Some statistical tests assume normal distributions, making it important to check the shape of your data. We will learn about probability distributions in our Probability Distributions Topic.
It’s absolutely important to check for pairwise correlations, which we can do with the “cor()” function as below. I typically use the default “Pearson” method, but you should read the R Documentation for other options (kendall, spearman). However, pairwise correlations should be taken with a grain of salt. See this quote from the R Documentation for the “performance::check_collinearity()” function:
“Multicollinearity should not be confused with a raw strong correlation between predictors… Remember: ”Pairwise correlations are not the problem. It is the conditional associations - not correlations - that matter.” (McElreath 2020, p. 169)”
We will talk about Zuur’s preference of “variance inflation factors” to check for collinearity in the linear models review Topic.

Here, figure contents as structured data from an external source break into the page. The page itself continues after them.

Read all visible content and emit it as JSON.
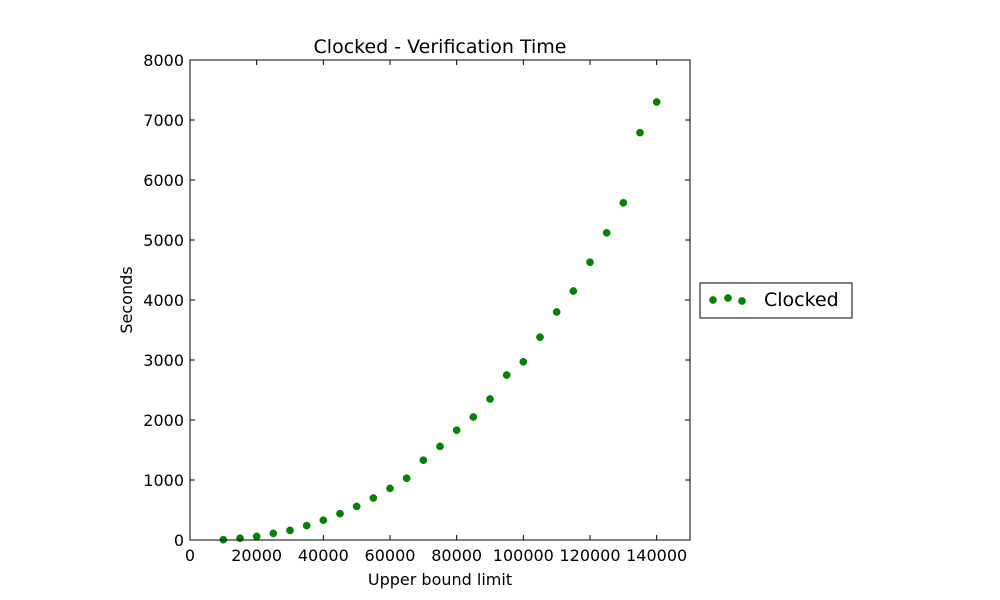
{
  "chart_data": {
    "type": "scatter",
    "title": "Clocked - Verification Time",
    "xlabel": "Upper bound limit",
    "ylabel": "Seconds",
    "xlim": [
      0,
      150000
    ],
    "ylim": [
      0,
      8000
    ],
    "xticks": [
      0,
      20000,
      40000,
      60000,
      80000,
      100000,
      120000,
      140000
    ],
    "xtick_labels": [
      "0",
      "20000",
      "40000",
      "60000",
      "80000",
      "100000",
      "120000",
      "140000"
    ],
    "yticks": [
      0,
      1000,
      2000,
      3000,
      4000,
      5000,
      6000,
      7000,
      8000
    ],
    "ytick_labels": [
      "0",
      "1000",
      "2000",
      "3000",
      "4000",
      "5000",
      "6000",
      "7000",
      "8000"
    ],
    "grid": false,
    "legend_position": "right-outside",
    "series": [
      {
        "name": "Clocked",
        "color": "#008000",
        "x": [
          10000,
          15000,
          20000,
          25000,
          30000,
          35000,
          40000,
          45000,
          50000,
          55000,
          60000,
          65000,
          70000,
          75000,
          80000,
          85000,
          90000,
          95000,
          100000,
          105000,
          110000,
          115000,
          120000,
          125000,
          130000,
          135000,
          140000
        ],
        "y": [
          5,
          30,
          60,
          110,
          160,
          240,
          330,
          440,
          560,
          700,
          860,
          1030,
          1330,
          1560,
          1830,
          2050,
          2350,
          2750,
          2970,
          3380,
          3800,
          4150,
          4630,
          5120,
          5620,
          6790,
          7300
        ]
      }
    ]
  }
}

## Year Burned mean stdDev TSF
## Year 1.00000000 0.08962018 0.07545786 0.142219843 0.091743735
## Burned 0.08962018 1.00000000 -0.03778454 0.014892473 0.834689600
## mean 0.07545786 -0.03778454 1.00000000 0.908534920 -0.040105035
## stdDev 0.14221984 0.01489247 0.90853492 1.000000000 0.004607301
## TSF 0.09174374 0.83468960 -0.04010504 0.004607301 1.000000000
For this, we want to plot the response/dependent variable (grassland bird richness) against potential predictor/independent variables. Here, I use quick-and-dirty generalized additive models per ggplot2::geom_smooth and then combine the plots with cowplot::plot_grid
# Making individual plots
rich_treeMean <-
dat_grass %>%
ggplot(aes(x = mean, y = Rich_Grass)) +
geom_point() +
geom_smooth(method = "gam", formula = y ~ s(x)) + # a simple generalized additive model!

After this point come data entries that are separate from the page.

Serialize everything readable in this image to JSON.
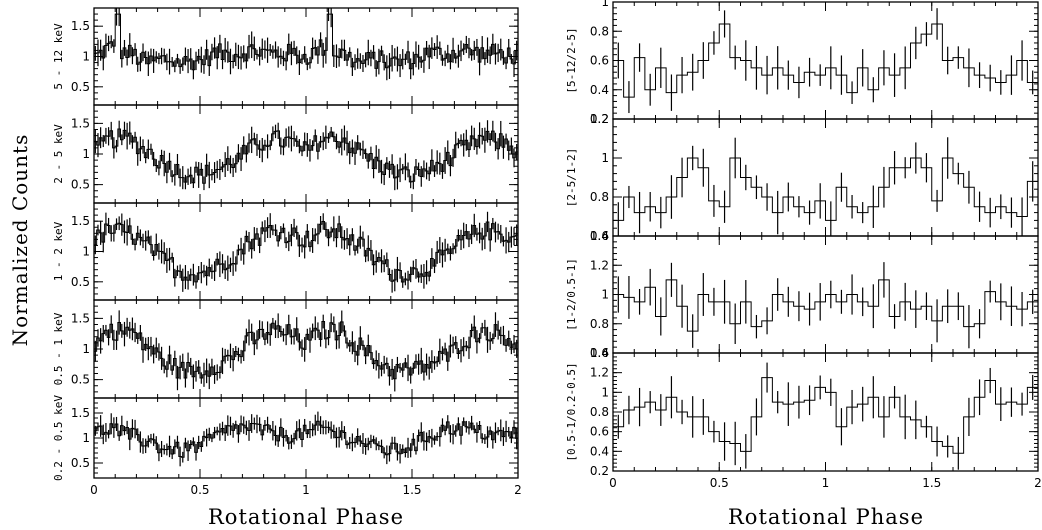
{
  "figure": {
    "left_xlabel": "Rotational Phase",
    "right_xlabel": "Rotational Phase",
    "left_ylabel": "Normalized Counts"
  },
  "chart_data": [
    {
      "type": "line",
      "style": "step-histogram with error bars",
      "panel": "5 - 12 keV",
      "ylabel": "5 - 12 keV",
      "xlim": [
        0,
        2
      ],
      "ylim": [
        0.2,
        1.8
      ],
      "yticks": [
        0.5,
        1,
        1.5
      ],
      "ytick_labels": [
        "0.5",
        "1",
        "1.5"
      ],
      "xticks": [
        0,
        0.5,
        1,
        1.5,
        2
      ],
      "xtick_labels": [],
      "shape": "mostly flat around 1 with sharp spikes near phase 0.1 and 1.1",
      "x": [
        0.0,
        0.0833,
        0.1667,
        0.25,
        0.3333,
        0.4167,
        0.5,
        0.5833,
        0.6667,
        0.75,
        0.8333,
        0.9167,
        1.0,
        1.0833,
        1.1667,
        1.25,
        1.3333,
        1.4167,
        1.5,
        1.5833,
        1.6667,
        1.75,
        1.8333,
        1.9167,
        2.0
      ],
      "y": [
        1.0,
        1.15,
        1.05,
        0.9,
        0.95,
        0.9,
        0.95,
        1.05,
        1.05,
        1.1,
        1.05,
        1.05,
        1.0,
        1.15,
        1.05,
        0.9,
        0.95,
        0.9,
        0.95,
        1.05,
        1.05,
        1.1,
        1.05,
        1.05,
        1.0
      ]
    },
    {
      "type": "line",
      "style": "step-histogram with error bars",
      "panel": "2 - 5 keV",
      "ylabel": "2 - 5 keV",
      "xlim": [
        0,
        2
      ],
      "ylim": [
        0.2,
        1.8
      ],
      "yticks": [
        0.5,
        1,
        1.5
      ],
      "ytick_labels": [
        "0.5",
        "1",
        "1.5"
      ],
      "xticks": [
        0,
        0.5,
        1,
        1.5,
        2
      ],
      "xtick_labels": [],
      "x": [
        0.0,
        0.0833,
        0.1667,
        0.25,
        0.3333,
        0.4167,
        0.5,
        0.5833,
        0.6667,
        0.75,
        0.8333,
        0.9167,
        1.0,
        1.0833,
        1.1667,
        1.25,
        1.3333,
        1.4167,
        1.5,
        1.5833,
        1.6667,
        1.75,
        1.8333,
        1.9167,
        2.0
      ],
      "y": [
        1.05,
        1.25,
        1.25,
        1.05,
        0.85,
        0.7,
        0.65,
        0.75,
        0.9,
        1.1,
        1.25,
        1.2,
        1.05,
        1.25,
        1.25,
        1.05,
        0.85,
        0.7,
        0.65,
        0.75,
        0.9,
        1.1,
        1.25,
        1.2,
        1.05
      ]
    },
    {
      "type": "line",
      "style": "step-histogram with error bars",
      "panel": "1 - 2 keV",
      "ylabel": "1 - 2 keV",
      "xlim": [
        0,
        2
      ],
      "ylim": [
        0.2,
        1.8
      ],
      "yticks": [
        0.5,
        1,
        1.5
      ],
      "ytick_labels": [
        "0.5",
        "1",
        "1.5"
      ],
      "xticks": [
        0,
        0.5,
        1,
        1.5,
        2
      ],
      "xtick_labels": [],
      "x": [
        0.0,
        0.0833,
        0.1667,
        0.25,
        0.3333,
        0.4167,
        0.5,
        0.5833,
        0.6667,
        0.75,
        0.8333,
        0.9167,
        1.0,
        1.0833,
        1.1667,
        1.25,
        1.3333,
        1.4167,
        1.5,
        1.5833,
        1.6667,
        1.75,
        1.8333,
        1.9167,
        2.0
      ],
      "y": [
        1.2,
        1.35,
        1.3,
        1.1,
        0.85,
        0.65,
        0.65,
        0.75,
        0.95,
        1.2,
        1.35,
        1.3,
        1.2,
        1.35,
        1.3,
        1.1,
        0.85,
        0.65,
        0.65,
        0.75,
        0.95,
        1.2,
        1.35,
        1.3,
        1.2
      ]
    },
    {
      "type": "line",
      "style": "step-histogram with error bars",
      "panel": "0.5 - 1 keV",
      "ylabel": "0.5 - 1 keV",
      "xlim": [
        0,
        2
      ],
      "ylim": [
        0.2,
        1.8
      ],
      "yticks": [
        0.5,
        1,
        1.5
      ],
      "ytick_labels": [
        "0.5",
        "1",
        "1.5"
      ],
      "xticks": [
        0,
        0.5,
        1,
        1.5,
        2
      ],
      "xtick_labels": [],
      "x": [
        0.0,
        0.0833,
        0.1667,
        0.25,
        0.3333,
        0.4167,
        0.5,
        0.5833,
        0.6667,
        0.75,
        0.8333,
        0.9167,
        1.0,
        1.0833,
        1.1667,
        1.25,
        1.3333,
        1.4167,
        1.5,
        1.5833,
        1.6667,
        1.75,
        1.8333,
        1.9167,
        2.0
      ],
      "y": [
        1.1,
        1.3,
        1.3,
        1.05,
        0.8,
        0.65,
        0.65,
        0.75,
        0.9,
        1.15,
        1.3,
        1.25,
        1.1,
        1.3,
        1.3,
        1.05,
        0.8,
        0.65,
        0.65,
        0.75,
        0.9,
        1.15,
        1.3,
        1.25,
        1.1
      ]
    },
    {
      "type": "line",
      "style": "step-histogram with error bars",
      "panel": "0.2 - 0.5 keV",
      "ylabel": "0.2 - 0.5 keV",
      "xlim": [
        0,
        2
      ],
      "ylim": [
        0.2,
        1.8
      ],
      "yticks": [
        0.5,
        1,
        1.5
      ],
      "ytick_labels": [
        "0.5",
        "1",
        "1.5"
      ],
      "xticks": [
        0,
        0.5,
        1,
        1.5,
        2
      ],
      "xtick_labels": [
        "0",
        "0.5",
        "1",
        "1.5",
        "2"
      ],
      "x": [
        0.0,
        0.0833,
        0.1667,
        0.25,
        0.3333,
        0.4167,
        0.5,
        0.5833,
        0.6667,
        0.75,
        0.8333,
        0.9167,
        1.0,
        1.0833,
        1.1667,
        1.25,
        1.3333,
        1.4167,
        1.5,
        1.5833,
        1.6667,
        1.75,
        1.8333,
        1.9167,
        2.0
      ],
      "y": [
        1.1,
        1.2,
        1.05,
        0.95,
        0.8,
        0.75,
        0.85,
        1.05,
        1.2,
        1.2,
        1.1,
        1.05,
        1.1,
        1.2,
        1.05,
        0.95,
        0.8,
        0.75,
        0.85,
        1.05,
        1.2,
        1.2,
        1.1,
        1.05,
        1.1
      ]
    },
    {
      "type": "line",
      "style": "step-histogram with error bars",
      "panel": "[5-12/2-5]",
      "ylabel": "[5-12/2-5]",
      "xlim": [
        0,
        2
      ],
      "ylim": [
        0.2,
        1.0
      ],
      "yticks": [
        0.2,
        0.4,
        0.6,
        0.8,
        1.0
      ],
      "ytick_labels": [
        "0.2",
        "0.4",
        "0.6",
        "0.8",
        "1"
      ],
      "xticks": [
        0,
        0.5,
        1,
        1.5,
        2
      ],
      "xtick_labels": [],
      "x": [
        0.025,
        0.075,
        0.125,
        0.175,
        0.225,
        0.275,
        0.325,
        0.375,
        0.425,
        0.475,
        0.525,
        0.575,
        0.625,
        0.675,
        0.725,
        0.775,
        0.825,
        0.875,
        0.925,
        0.975,
        1.025,
        1.075,
        1.125,
        1.175,
        1.225,
        1.275,
        1.325,
        1.375,
        1.425,
        1.475,
        1.525,
        1.575,
        1.625,
        1.675,
        1.725,
        1.775,
        1.825,
        1.875,
        1.925,
        1.975
      ],
      "y": [
        0.6,
        0.35,
        0.62,
        0.4,
        0.55,
        0.38,
        0.5,
        0.52,
        0.6,
        0.72,
        0.85,
        0.62,
        0.6,
        0.55,
        0.5,
        0.55,
        0.5,
        0.45,
        0.52,
        0.5,
        0.55,
        0.5,
        0.38,
        0.55,
        0.4,
        0.55,
        0.5,
        0.55,
        0.72,
        0.78,
        0.85,
        0.6,
        0.62,
        0.55,
        0.5,
        0.48,
        0.45,
        0.5,
        0.6,
        0.45
      ]
    },
    {
      "type": "line",
      "style": "step-histogram with error bars",
      "panel": "[2-5/1-2]",
      "ylabel": "[2-5/1-2]",
      "xlim": [
        0,
        2
      ],
      "ylim": [
        0.6,
        1.2
      ],
      "yticks": [
        0.6,
        0.8,
        1.0,
        1.2
      ],
      "ytick_labels": [
        "0.6",
        "0.8",
        "1",
        "1.2"
      ],
      "xticks": [
        0,
        0.5,
        1,
        1.5,
        2
      ],
      "xtick_labels": [],
      "x": [
        0.025,
        0.075,
        0.125,
        0.175,
        0.225,
        0.275,
        0.325,
        0.375,
        0.425,
        0.475,
        0.525,
        0.575,
        0.625,
        0.675,
        0.725,
        0.775,
        0.825,
        0.875,
        0.925,
        0.975,
        1.025,
        1.075,
        1.125,
        1.175,
        1.225,
        1.275,
        1.325,
        1.375,
        1.425,
        1.475,
        1.525,
        1.575,
        1.625,
        1.675,
        1.725,
        1.775,
        1.825,
        1.875,
        1.925,
        1.975
      ],
      "y": [
        0.68,
        0.8,
        0.72,
        0.75,
        0.72,
        0.8,
        0.9,
        1.0,
        0.95,
        0.78,
        0.75,
        1.0,
        0.9,
        0.85,
        0.8,
        0.72,
        0.8,
        0.75,
        0.72,
        0.78,
        0.68,
        0.85,
        0.75,
        0.72,
        0.75,
        0.85,
        0.95,
        0.95,
        1.0,
        0.95,
        0.78,
        1.0,
        0.92,
        0.85,
        0.75,
        0.72,
        0.75,
        0.72,
        0.7,
        0.88
      ]
    },
    {
      "type": "line",
      "style": "step-histogram with error bars",
      "panel": "[1-2/0.5-1]",
      "ylabel": "[1-2/0.5-1]",
      "xlim": [
        0,
        2
      ],
      "ylim": [
        0.6,
        1.4
      ],
      "yticks": [
        0.6,
        0.8,
        1.0,
        1.2,
        1.4
      ],
      "ytick_labels": [
        "0.6",
        "0.8",
        "1",
        "1.2",
        "1.4"
      ],
      "xticks": [
        0,
        0.5,
        1,
        1.5,
        2
      ],
      "xtick_labels": [],
      "x": [
        0.025,
        0.075,
        0.125,
        0.175,
        0.225,
        0.275,
        0.325,
        0.375,
        0.425,
        0.475,
        0.525,
        0.575,
        0.625,
        0.675,
        0.725,
        0.775,
        0.825,
        0.875,
        0.925,
        0.975,
        1.025,
        1.075,
        1.125,
        1.175,
        1.225,
        1.275,
        1.325,
        1.375,
        1.425,
        1.475,
        1.525,
        1.575,
        1.625,
        1.675,
        1.725,
        1.775,
        1.825,
        1.875,
        1.925,
        1.975
      ],
      "y": [
        1.0,
        0.98,
        0.95,
        1.05,
        0.85,
        1.1,
        0.92,
        0.75,
        1.0,
        0.95,
        0.95,
        0.8,
        0.95,
        0.78,
        0.82,
        1.0,
        0.95,
        0.92,
        0.9,
        0.95,
        1.0,
        0.95,
        1.0,
        0.95,
        0.92,
        1.1,
        0.85,
        0.95,
        0.9,
        0.92,
        0.82,
        0.92,
        0.92,
        0.78,
        0.8,
        1.02,
        0.95,
        0.92,
        0.9,
        0.95
      ]
    },
    {
      "type": "line",
      "style": "step-histogram with error bars",
      "panel": "[0.5-1/0.2-0.5]",
      "ylabel": "[0.5-1/0.2-0.5]",
      "xlim": [
        0,
        2
      ],
      "ylim": [
        0.2,
        1.4
      ],
      "yticks": [
        0.2,
        0.4,
        0.6,
        0.8,
        1.0,
        1.2,
        1.4
      ],
      "ytick_labels": [
        "0.2",
        "0.4",
        "0.6",
        "0.8",
        "1",
        "1.2",
        "1.4"
      ],
      "xticks": [
        0,
        0.5,
        1,
        1.5,
        2
      ],
      "xtick_labels": [
        "0",
        "0.5",
        "1",
        "1.5",
        "2"
      ],
      "x": [
        0.025,
        0.075,
        0.125,
        0.175,
        0.225,
        0.275,
        0.325,
        0.375,
        0.425,
        0.475,
        0.525,
        0.575,
        0.625,
        0.675,
        0.725,
        0.775,
        0.825,
        0.875,
        0.925,
        0.975,
        1.025,
        1.075,
        1.125,
        1.175,
        1.225,
        1.275,
        1.325,
        1.375,
        1.425,
        1.475,
        1.525,
        1.575,
        1.625,
        1.675,
        1.725,
        1.775,
        1.825,
        1.875,
        1.925,
        1.975
      ],
      "y": [
        0.65,
        0.82,
        0.85,
        0.9,
        0.82,
        0.95,
        0.8,
        0.75,
        0.75,
        0.6,
        0.5,
        0.48,
        0.4,
        0.75,
        1.15,
        0.9,
        0.88,
        0.9,
        0.92,
        1.05,
        1.0,
        0.65,
        0.85,
        0.88,
        0.95,
        0.75,
        0.95,
        0.75,
        0.72,
        0.65,
        0.5,
        0.45,
        0.38,
        0.75,
        0.95,
        1.12,
        0.88,
        0.9,
        0.88,
        1.05
      ]
    }
  ]
}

ylab("Grassland Bird Richness") +
xlab("Mean % Tree Cover") +
theme_classic() # FYI: there are lots of fun pre-made themes in ggplot2
rich_TSF <-
dat_grass %>%
ggplot(aes(x = TSF, y = Rich_Grass)) +
geom_point() +
geom_smooth(method = "gam", formula = y ~ s(x)) +
ylab("Grassland Bird Richness") +
xlab("Years-since-fire") +
theme_bw() # Another theme
# Combine plots
cowplot::plot_grid(rich_treeMean, rich_TSF, ncol = 2)
Also, we can use the “pairs()” function to create a bunch of scatterplots:
Use ggplot2::facet_wrap alongside ggplot2::stat_smooth to check for potential interactions between mean tree cover and Year:
# Making individual plots
dat_grass %>%
ggplot(aes(x = mean, y = Rich_Grass)) +
facet_wrap(~ Year) + # Make facet plots by Years-since-fire
geom_point() +
stat_smooth(method = "lm", formula = y ~ x) +
ylab("Grassland Bird Richness") +
xlab("Mean % Tree Cover") +
theme_minimal()
Q1: When should you let go of an outlier? Are there outliers in the example data?
Q2: What are the minimum and maximum values (i.e., the ‘range’) for each predictor variable? What do you notice about the ranges?
Q3: Are there other potential interactions we should consider in the example data? Recreate some ggplot2::facet_wrap plots to see for yourself.
Q4: When is it appropriate to transform the response variable?
Q5: Create some more plots or data summaries exploring the response variable, grassland bird richness (Rich_Grass). What do you notice about the distribution, the spread (i.e., standard deviation and variance), the central tendencies, etc.? Does this variable fit the “normality” assumption?
Q6: Are the data ‘balanced’ in terms of sampling? Create figure(s) or table(s) to answer this.